In this article, we describe an inherited trait in mice that is caused by a point mutation in aicda and results in a failure to switch Ig class. The arginine 112 histidine mutation renders AID catalytically inactive (17), thus explaining the lack of Ig class switching and SHM in AID^R112H B cells. The AID^R112H mutation has been observed in several unrelated HIGM patients, and it is a frequent cause of AID deficiency (12, 18).

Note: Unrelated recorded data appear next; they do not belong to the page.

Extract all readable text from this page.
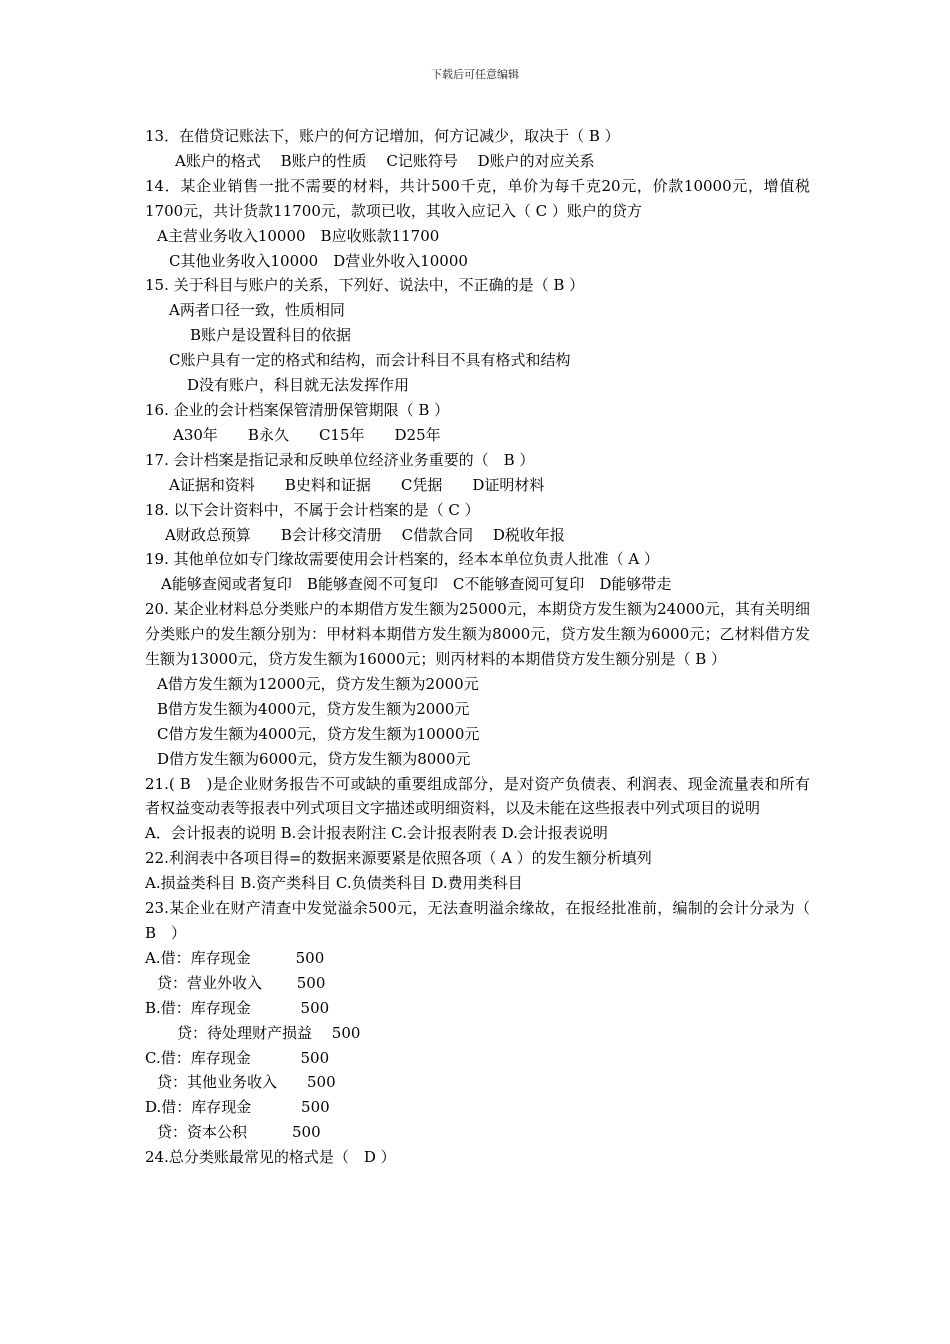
下载后可任意编辑

13．在借贷记账法下，账户的何方记增加，何方记减少，取决于（ B ）

A账户的格式　 B账户的性质　 C记账符号　 D账户的对应关系

14．某企业销售一批不需要的材料，共计500千克，单价为每千克20元，价款10000元，增值税1700元，共计货款11700元，款项已收，其收入应记入（ C ）账户的贷方

A主营业务收入10000　B应收账款11700

C其他业务收入10000　D营业外收入10000

15. 关于科目与账户的关系，下列好、说法中，不正确的是（ B ）

A两者口径一致，性质相同

B账户是设置科目的依据

C账户具有一定的格式和结构，而会计科目不具有格式和结构

D没有账户，科目就无法发挥作用

16. 企业的会计档案保管清册保管期限（ B ）

A30年　　B永久　　C15年　　D25年

17. 会计档案是指记录和反映单位经济业务重要的（　B ）

A证据和资料　　B史料和证据　　C凭据　　D证明材料

18. 以下会计资料中，不属于会计档案的是（ C ）

A财政总预算　　B会计移交清册　 C借款合同　 D税收年报

19. 其他单位如专门缘故需要使用会计档案的，经本本单位负责人批准（ A ）

A能够查阅或者复印　B能够查阅不可复印　C不能够查阅可复印　D能够带走

20. 某企业材料总分类账户的本期借方发生额为25000元，本期贷方发生额为24000元，其有关明细分类账户的发生额分别为：甲材料本期借方发生额为8000元，贷方发生额为6000元；乙材料借方发生额为13000元，贷方发生额为16000元；则丙材料的本期借贷方发生额分别是（ B ）

A借方发生额为12000元，贷方发生额为2000元

B借方发生额为4000元，贷方发生额为2000元

C借方发生额为4000元，贷方发生额为10000元

D借方发生额为6000元，贷方发生额为8000元

21.( B　)是企业财务报告不可或缺的重要组成部分，是对资产负债表、利润表、现金流量表和所有者权益变动表等报表中列式项目文字描述或明细资料，以及未能在这些报表中列式项目的说明

A．会计报表的说明 B.会计报表附注 C.会计报表附表 D.会计报表说明

22.利润表中各项目得=的数据来源要紧是依照各项（ A ）的发生额分析填列

A.损益类科目 B.资产类科目 C.负债类科目 D.费用类科目

23.某企业在财产清查中发觉溢余500元，无法查明溢余缘故，在报经批准前，编制的会计分录为（ B　）

A.借：库存现金　　　500

贷：营业外收入　　 500

B.借：库存现金　　　 500

贷：待处理财产损益　 500

C.借：库存现金　　　 500

贷：其他业务收入　　500

D.借：库存现金　　　 500

贷：资本公积　　　500

24.总分类账最常见的格式是（　D ）
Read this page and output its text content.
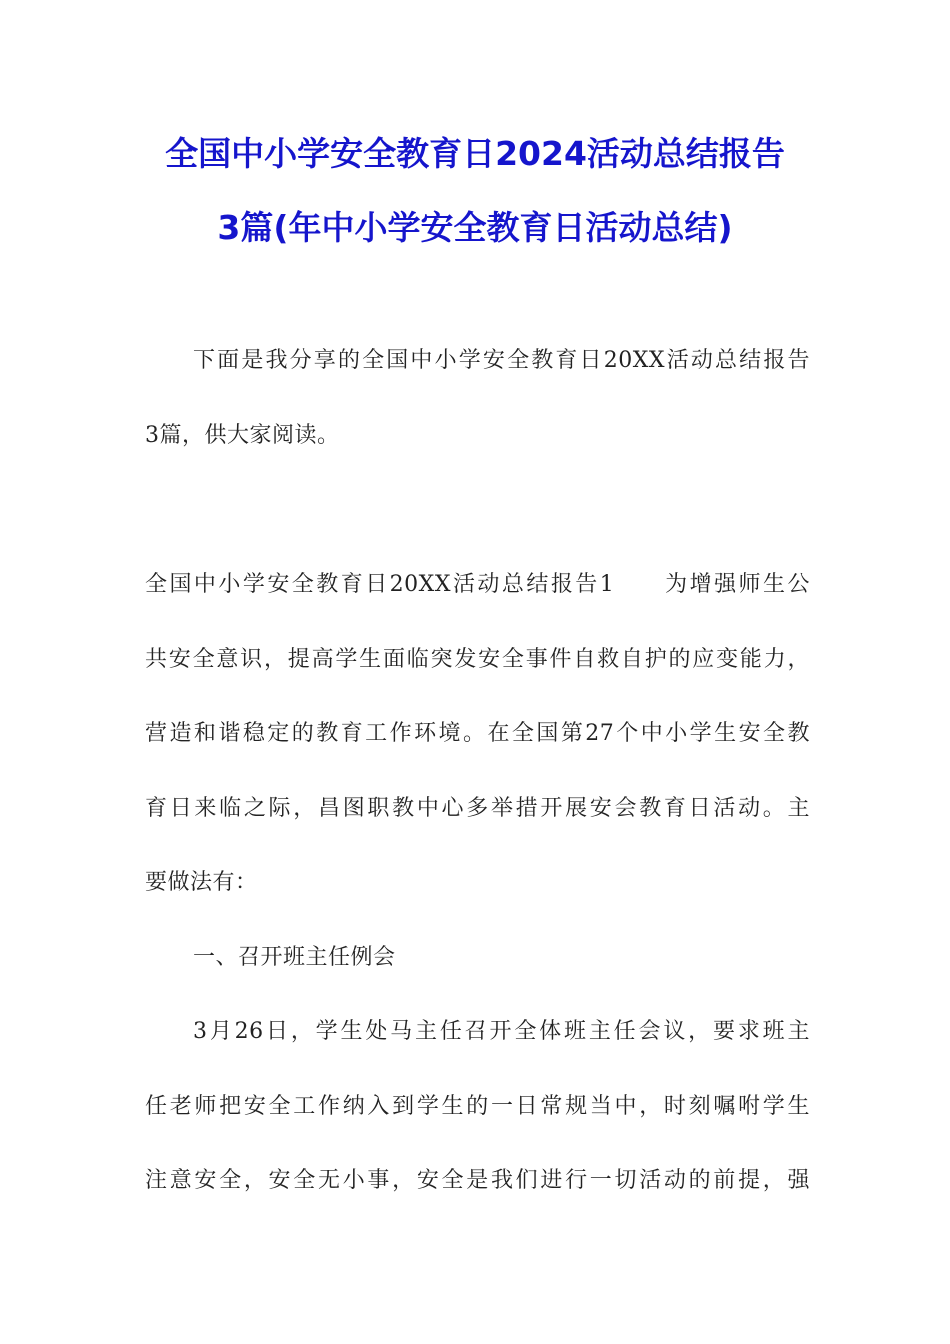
全国中小学安全教育日2024活动总结报告
3篇(年中小学安全教育日活动总结)
下面是我分享的全国中小学安全教育日20XX活动总结报告
3篇，供大家阅读。
全国中小学安全教育日20XX活动总结报告1　　为增强师生公
共安全意识，提高学生面临突发安全事件自救自护的应变能力，
营造和谐稳定的教育工作环境。在全国第27个中小学生安全教
育日来临之际，昌图职教中心多举措开展安会教育日活动。主
要做法有：
一、召开班主任例会
3月26日，学生处马主任召开全体班主任会议，要求班主
任老师把安全工作纳入到学生的一日常规当中，时刻嘱咐学生
注意安全，安全无小事，安全是我们进行一切活动的前提，强
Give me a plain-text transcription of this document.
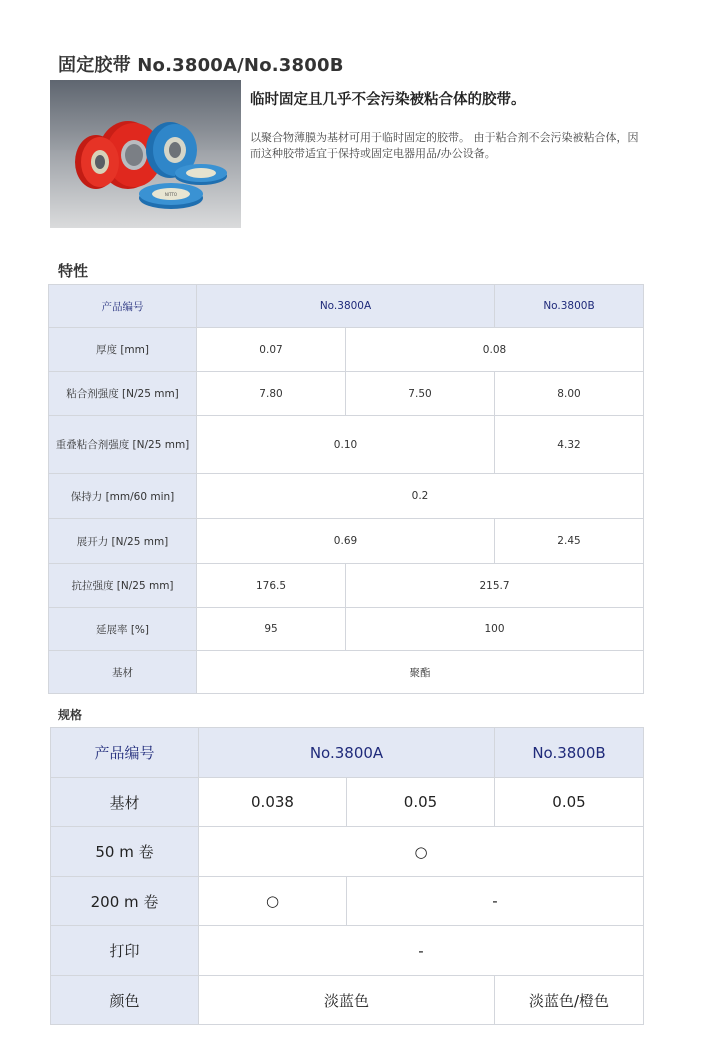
固定胶带 No.3800A/No.3800B
NITTO

临时固定且几乎不会污染被粘合体的胶带。

以聚合物薄膜为基材可用于临时固定的胶带。 由于粘合剂不会污染被粘合体，因而这种胶带适宜于保持或固定电器用品/办公设备。

特性
产品编号	No.3800A		No.3800B
厚度 [mm]	0.07	0.08	
粘合剂强度 [N/25 mm]	7.80	7.50	8.00
重叠粘合剂强度 [N/25 mm]	0.10		4.32
保持力 [mm/60 min]	0.2		
展开力 [N/25 mm]	0.69		2.45
抗拉强度 [N/25 mm]	176.5	215.7	
延展率 [%]	95	100	
基材	聚酯		
规格
产品编号	No.3800A		No.3800B
基材	0.038	0.05	0.05
50 m 卷	○		
200 m 卷	○	-	
打印	-		
颜色	淡蓝色		淡蓝色/橙色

It is interesting that the AID^R112H mutation appeared with the nipbl^+/− genotype. The most well-characterized function for NIPBL is DNA loading of the cohesin complex. Both NIPBL and cohesin are important for chromosome segregation, gene regulation, and DSB repair (19–21). Thus, nipbl^+/− mice could benefit from lacking functional AID, because AID induces these types of DNA lesions.

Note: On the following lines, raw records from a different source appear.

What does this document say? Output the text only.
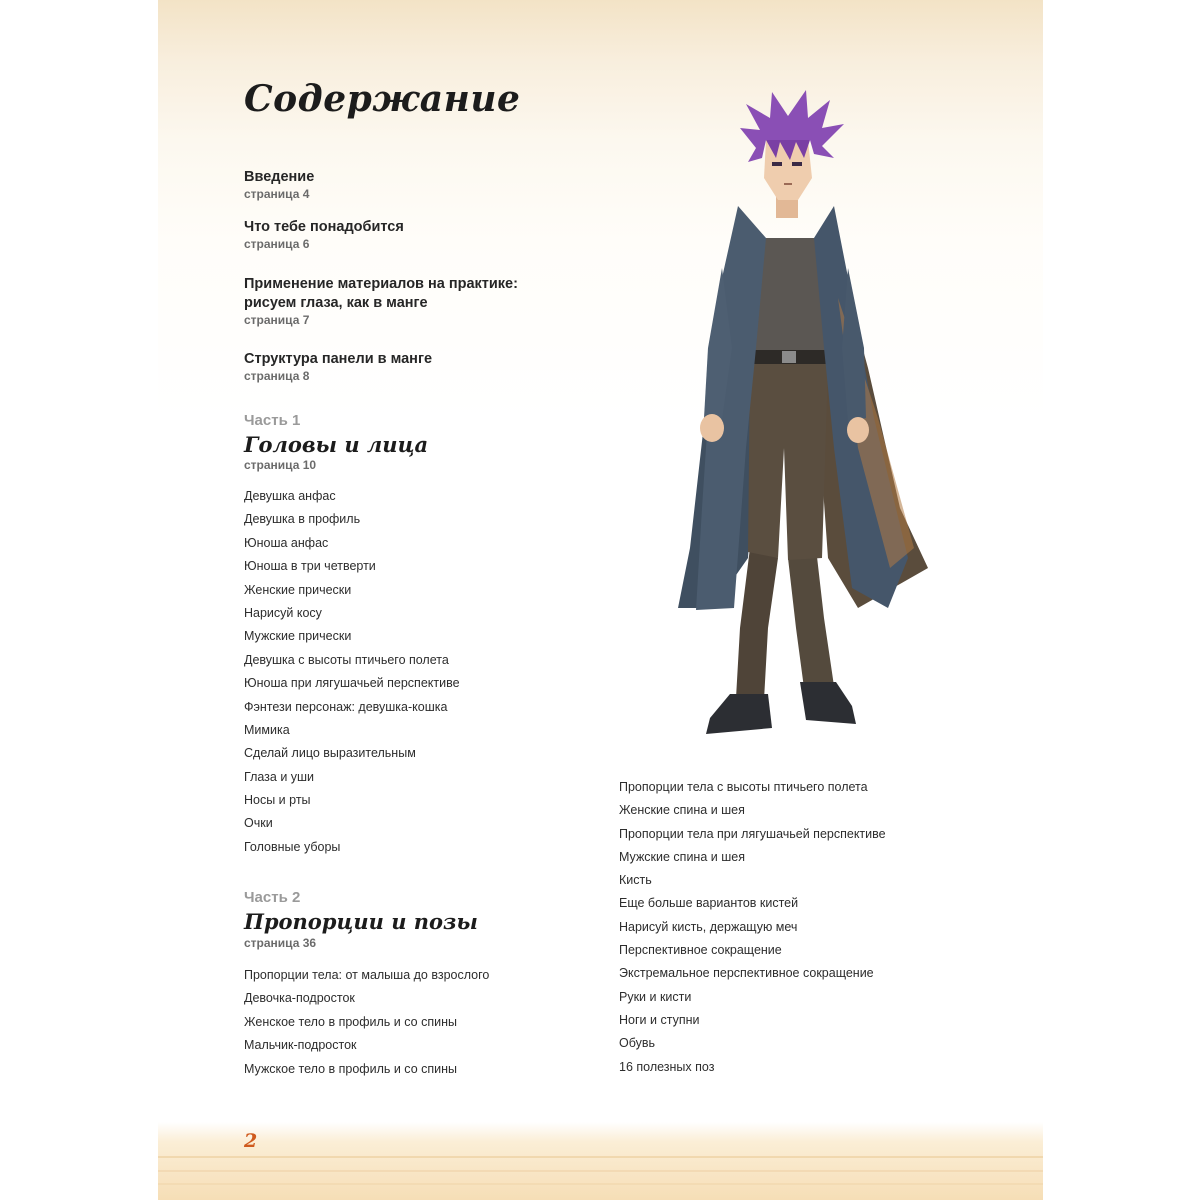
Содержание
Введение
страница 4
Что тебе понадобится
страница 6
Применение материалов на практике:
рисуем глаза, как в манге
страница 7
Структура панели в манге
страница 8
Часть 1
Головы и лица
страница 10
Девушка анфас
Девушка в профиль
Юноша анфас
Юноша в три четверти
Женские прически
Нарисуй косу
Мужские прически
Девушка с высоты птичьего полета
Юноша при лягушачьей перспективе
Фэнтези персонаж: девушка-кошка
Мимика
Сделай лицо выразительным
Глаза и уши
Носы и рты
Очки
Головные уборы
Часть 2
Пропорции и позы
страница 36
Пропорции тела: от малыша до взрослого
Девочка-подросток
Женское тело в профиль и со спины
Мальчик-подросток
Мужское тело в профиль и со спины
Пропорции тела с высоты птичьего полета
Женские спина и шея
Пропорции тела при лягушачьей перспективе
Мужские спина и шея
Кисть
Еще больше вариантов кистей
Нарисуй кисть, держащую меч
Перспективное сокращение
Экстремальное перспективное сокращение
Руки и кисти
Ноги и ступни
Обувь
16 полезных поз
2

The spontaneous AID^R112H mouse model described in this article shares many similarities with aicda^−/− mice described by Muramatsu et al. (14), as well as the human HIGM syndrome caused by mutations in AICDA that was identified by Revy et al. (13). They all have abolished in vitro Ig class switching, expansion of peripheral B cells, and large GCs. An important advantage of the AID^R112H mouse is that AID is expressed normally, allowing for evaluation of its posttranslational regulation. Moreover, the AID^R112H protein translocated to the nucleus and bound to the Sμ region, albeit with decreased efficiency. Possible reasons for this are deficient interactions with proteins important for targeting of AID to the S regions or a poor binding capacity of AID^R112H to S regions.

Although recent studies, to some extent, defined the requirements for GC selection of B cells and showed that GC B cells compete for help from T follicular helper cells (22), the exact cues that make B cells leave the GC remain unknown. It was suggested that aicda^−/− mice have larger than normal GCs because of decreased apoptosis (23). Why B cells without functional AID accumulate and/or fail to leave the GCs remains to be addressed.

A recent study examined the potential role of AID as an epigenetic eraser and transcriptional regulator (24). The investigators found that the identified alterations in the transcription profile potentially were not related to the aicda^−/− genotype but instead to a region surrounding the targeted aicda locus originating from the founding CBA mouse strain. Therefore, care should be taken when interpreting aicda^−/− correlated phenotypes. The AID^R112H mouse strain described in this study could become a valuable tool in the study of AID function, as well as a model for the human HIGM syndrome.

Disclosures

The authors have no financial conflicts of interest.